When American Poets Fought over Judaism https://mosaicmagazine.com/picks/arts-culture/2019/11/when-american-poets-fought-over-judaism/

November 27, 2019 | Meir Soloveichik
About the author: Meir Soloveichik is the rabbi of Congregation Shearith Israel and the director of the Straus Center for Torah and Western Thought at Yeshiva University. His new website, containing all of his media appearances, podcasts, and writing, can be found at meirsoloveichik.com.

In 1854, two years after visiting America’s oldest synagogue, Henry Wadsworth Longfellow published a poem titled “The Jewish Cemetery in Newport,” expressing admiration for the Jews and sympathy with their history of persecution, but treating them as if they were extinct or close to it. It concludes by lamenting Israel’s position among “the dead nations” that will “never rise again.” Fifteen years later, a young Emma Lazarus—until then uninterested in Jewish matters—would visit the same synagogue, and be inspired to write a poetic rejoinder. Meir Soloveichik writes:

Something—national indignation, family pride, or profound religious insight—welled up within her, and the teenager drafted a poem in response. Mimicking Longfellow’s meter, she chose a title that reflected a difference of emphasis: “In the Jewish Synagogue at Newport.” For Lazarus, it was the sanctuary where her predecessors had prayed that was the truly inspiring site more than their burial ground. The poem focuses on the lives they lived, rather than on their deaths.

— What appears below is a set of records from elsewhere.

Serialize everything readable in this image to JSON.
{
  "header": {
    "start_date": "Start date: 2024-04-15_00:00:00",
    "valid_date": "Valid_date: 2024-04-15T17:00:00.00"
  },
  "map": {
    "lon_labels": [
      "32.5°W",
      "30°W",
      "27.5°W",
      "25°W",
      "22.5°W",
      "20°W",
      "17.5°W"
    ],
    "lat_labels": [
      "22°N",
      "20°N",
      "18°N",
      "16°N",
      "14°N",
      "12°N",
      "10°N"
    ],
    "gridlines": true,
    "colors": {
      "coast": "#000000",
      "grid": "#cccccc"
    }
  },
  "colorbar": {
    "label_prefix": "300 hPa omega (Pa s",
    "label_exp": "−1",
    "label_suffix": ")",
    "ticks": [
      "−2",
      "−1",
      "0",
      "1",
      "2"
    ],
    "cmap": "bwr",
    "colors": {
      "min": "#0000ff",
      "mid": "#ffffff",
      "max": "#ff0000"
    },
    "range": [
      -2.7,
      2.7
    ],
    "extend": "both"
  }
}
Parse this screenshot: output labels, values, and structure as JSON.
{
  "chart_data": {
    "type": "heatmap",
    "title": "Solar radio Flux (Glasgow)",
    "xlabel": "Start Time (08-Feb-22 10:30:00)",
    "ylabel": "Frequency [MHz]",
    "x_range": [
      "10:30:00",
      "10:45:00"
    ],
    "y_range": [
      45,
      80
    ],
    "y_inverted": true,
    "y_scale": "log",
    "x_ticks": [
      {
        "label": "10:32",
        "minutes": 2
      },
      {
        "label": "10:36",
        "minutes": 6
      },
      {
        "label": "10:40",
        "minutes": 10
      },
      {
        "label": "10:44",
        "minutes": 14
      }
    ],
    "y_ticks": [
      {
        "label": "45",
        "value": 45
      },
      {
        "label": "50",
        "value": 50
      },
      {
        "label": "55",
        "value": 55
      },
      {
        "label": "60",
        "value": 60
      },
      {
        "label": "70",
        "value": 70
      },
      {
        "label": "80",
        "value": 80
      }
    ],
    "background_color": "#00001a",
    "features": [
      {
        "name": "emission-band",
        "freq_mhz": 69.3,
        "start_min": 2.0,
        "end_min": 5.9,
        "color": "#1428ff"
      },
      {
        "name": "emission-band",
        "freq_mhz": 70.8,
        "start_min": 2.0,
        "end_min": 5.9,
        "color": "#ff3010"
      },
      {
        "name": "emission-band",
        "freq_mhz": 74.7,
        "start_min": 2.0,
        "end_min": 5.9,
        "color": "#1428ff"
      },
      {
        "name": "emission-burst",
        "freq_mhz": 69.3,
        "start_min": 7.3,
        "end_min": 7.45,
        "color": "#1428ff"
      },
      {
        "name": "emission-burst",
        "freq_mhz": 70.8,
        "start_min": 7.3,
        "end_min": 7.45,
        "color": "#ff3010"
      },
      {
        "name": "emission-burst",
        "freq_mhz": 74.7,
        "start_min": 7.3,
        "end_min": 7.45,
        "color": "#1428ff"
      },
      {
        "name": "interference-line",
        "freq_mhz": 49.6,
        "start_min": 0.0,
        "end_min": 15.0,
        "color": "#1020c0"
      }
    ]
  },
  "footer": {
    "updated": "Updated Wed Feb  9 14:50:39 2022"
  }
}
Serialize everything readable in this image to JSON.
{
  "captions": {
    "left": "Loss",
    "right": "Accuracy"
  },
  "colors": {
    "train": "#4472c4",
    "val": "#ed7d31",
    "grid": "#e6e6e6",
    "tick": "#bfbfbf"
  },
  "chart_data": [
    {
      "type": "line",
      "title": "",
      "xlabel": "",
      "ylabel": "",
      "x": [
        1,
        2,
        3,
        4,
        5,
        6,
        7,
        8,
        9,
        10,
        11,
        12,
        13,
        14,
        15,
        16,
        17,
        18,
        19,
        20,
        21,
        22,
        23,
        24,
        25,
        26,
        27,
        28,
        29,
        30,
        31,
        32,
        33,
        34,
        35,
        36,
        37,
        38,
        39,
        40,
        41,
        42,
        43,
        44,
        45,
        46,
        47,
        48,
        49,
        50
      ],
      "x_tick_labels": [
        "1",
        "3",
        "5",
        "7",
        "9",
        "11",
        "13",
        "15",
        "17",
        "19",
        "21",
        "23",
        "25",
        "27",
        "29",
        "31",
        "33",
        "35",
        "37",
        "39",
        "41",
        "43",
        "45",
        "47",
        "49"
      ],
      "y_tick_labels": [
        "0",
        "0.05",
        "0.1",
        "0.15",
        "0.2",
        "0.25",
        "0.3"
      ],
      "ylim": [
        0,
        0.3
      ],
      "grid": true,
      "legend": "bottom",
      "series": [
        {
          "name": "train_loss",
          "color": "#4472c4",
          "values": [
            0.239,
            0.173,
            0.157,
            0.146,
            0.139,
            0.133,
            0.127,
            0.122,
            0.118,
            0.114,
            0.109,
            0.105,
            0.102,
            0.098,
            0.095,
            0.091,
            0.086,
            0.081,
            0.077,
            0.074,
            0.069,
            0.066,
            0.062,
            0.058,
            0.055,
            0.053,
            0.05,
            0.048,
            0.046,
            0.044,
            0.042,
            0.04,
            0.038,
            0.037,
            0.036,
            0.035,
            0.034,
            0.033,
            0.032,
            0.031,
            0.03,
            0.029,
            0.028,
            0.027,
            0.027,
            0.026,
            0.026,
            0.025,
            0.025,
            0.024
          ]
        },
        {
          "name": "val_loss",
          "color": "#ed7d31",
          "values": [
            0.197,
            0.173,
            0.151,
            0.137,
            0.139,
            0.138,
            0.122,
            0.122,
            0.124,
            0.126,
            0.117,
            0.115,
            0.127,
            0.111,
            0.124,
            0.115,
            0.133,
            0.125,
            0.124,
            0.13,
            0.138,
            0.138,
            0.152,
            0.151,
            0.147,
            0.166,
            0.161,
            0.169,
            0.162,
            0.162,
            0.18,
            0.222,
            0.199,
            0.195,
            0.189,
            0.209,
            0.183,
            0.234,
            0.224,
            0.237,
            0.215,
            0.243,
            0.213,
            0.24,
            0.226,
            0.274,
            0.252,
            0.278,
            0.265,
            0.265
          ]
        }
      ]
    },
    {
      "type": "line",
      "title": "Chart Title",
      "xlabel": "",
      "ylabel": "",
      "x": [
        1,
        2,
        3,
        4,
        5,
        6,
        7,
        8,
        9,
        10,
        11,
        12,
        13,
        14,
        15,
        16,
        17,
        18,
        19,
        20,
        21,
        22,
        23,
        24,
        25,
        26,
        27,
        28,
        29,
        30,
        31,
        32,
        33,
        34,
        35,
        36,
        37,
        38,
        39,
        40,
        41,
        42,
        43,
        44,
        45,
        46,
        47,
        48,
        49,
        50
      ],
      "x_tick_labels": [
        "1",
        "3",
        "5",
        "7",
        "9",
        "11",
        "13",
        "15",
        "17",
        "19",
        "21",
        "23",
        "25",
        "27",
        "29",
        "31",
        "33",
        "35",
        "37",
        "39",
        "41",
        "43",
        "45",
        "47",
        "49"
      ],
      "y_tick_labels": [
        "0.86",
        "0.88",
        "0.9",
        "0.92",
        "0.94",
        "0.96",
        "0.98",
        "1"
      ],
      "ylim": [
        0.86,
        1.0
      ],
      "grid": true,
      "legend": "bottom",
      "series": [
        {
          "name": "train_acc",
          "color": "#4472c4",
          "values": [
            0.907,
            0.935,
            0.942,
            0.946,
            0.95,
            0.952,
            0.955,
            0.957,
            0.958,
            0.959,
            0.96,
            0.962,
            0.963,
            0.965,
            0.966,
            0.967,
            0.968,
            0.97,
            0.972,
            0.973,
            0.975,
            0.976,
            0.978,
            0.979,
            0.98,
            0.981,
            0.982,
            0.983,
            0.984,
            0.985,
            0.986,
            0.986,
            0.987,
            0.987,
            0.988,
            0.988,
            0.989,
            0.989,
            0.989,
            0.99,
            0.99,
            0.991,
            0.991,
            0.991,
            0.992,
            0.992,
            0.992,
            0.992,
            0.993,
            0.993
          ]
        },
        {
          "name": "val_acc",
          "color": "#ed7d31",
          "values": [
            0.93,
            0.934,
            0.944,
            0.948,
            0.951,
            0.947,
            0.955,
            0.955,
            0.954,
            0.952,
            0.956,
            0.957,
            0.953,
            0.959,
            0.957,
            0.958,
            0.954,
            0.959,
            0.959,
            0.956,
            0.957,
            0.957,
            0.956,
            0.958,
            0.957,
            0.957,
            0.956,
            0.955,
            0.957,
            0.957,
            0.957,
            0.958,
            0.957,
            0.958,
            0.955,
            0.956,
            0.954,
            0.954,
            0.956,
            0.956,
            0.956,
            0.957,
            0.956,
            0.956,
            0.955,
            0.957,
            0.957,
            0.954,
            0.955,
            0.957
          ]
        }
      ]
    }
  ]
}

Lazarus gives tribute to the radiance of freedom her forefathers had found in America, but she reflects on how the synagogue transported a visitor from the present to the roots of the Jewish people. . . . No one had read from the Torah in that synagogue in decades, yet standing there, in communion with her predecessors, Lazarus felt herself travel back in time back to Sinai itself: “A wondrous light upon a sky-kissed mount,/ A man who reads Jehovah’s written law,/ ’Midst blinding glory and effulgence rare,/ Unto a people prone with reverent awe.”

For many American Jews, Lazarus’ ode to America [at the Statue of Liberty] is rightly associated with our ancestors’ immigration and the blessings of freedom. At the same time, the Jewish arrival in America was to a great extent followed by abandonment of Jewish identity. Many American Jews might readily identify with the legacy of liberty associated with Newport, but less so with [the] struggle to keep Judaism alive.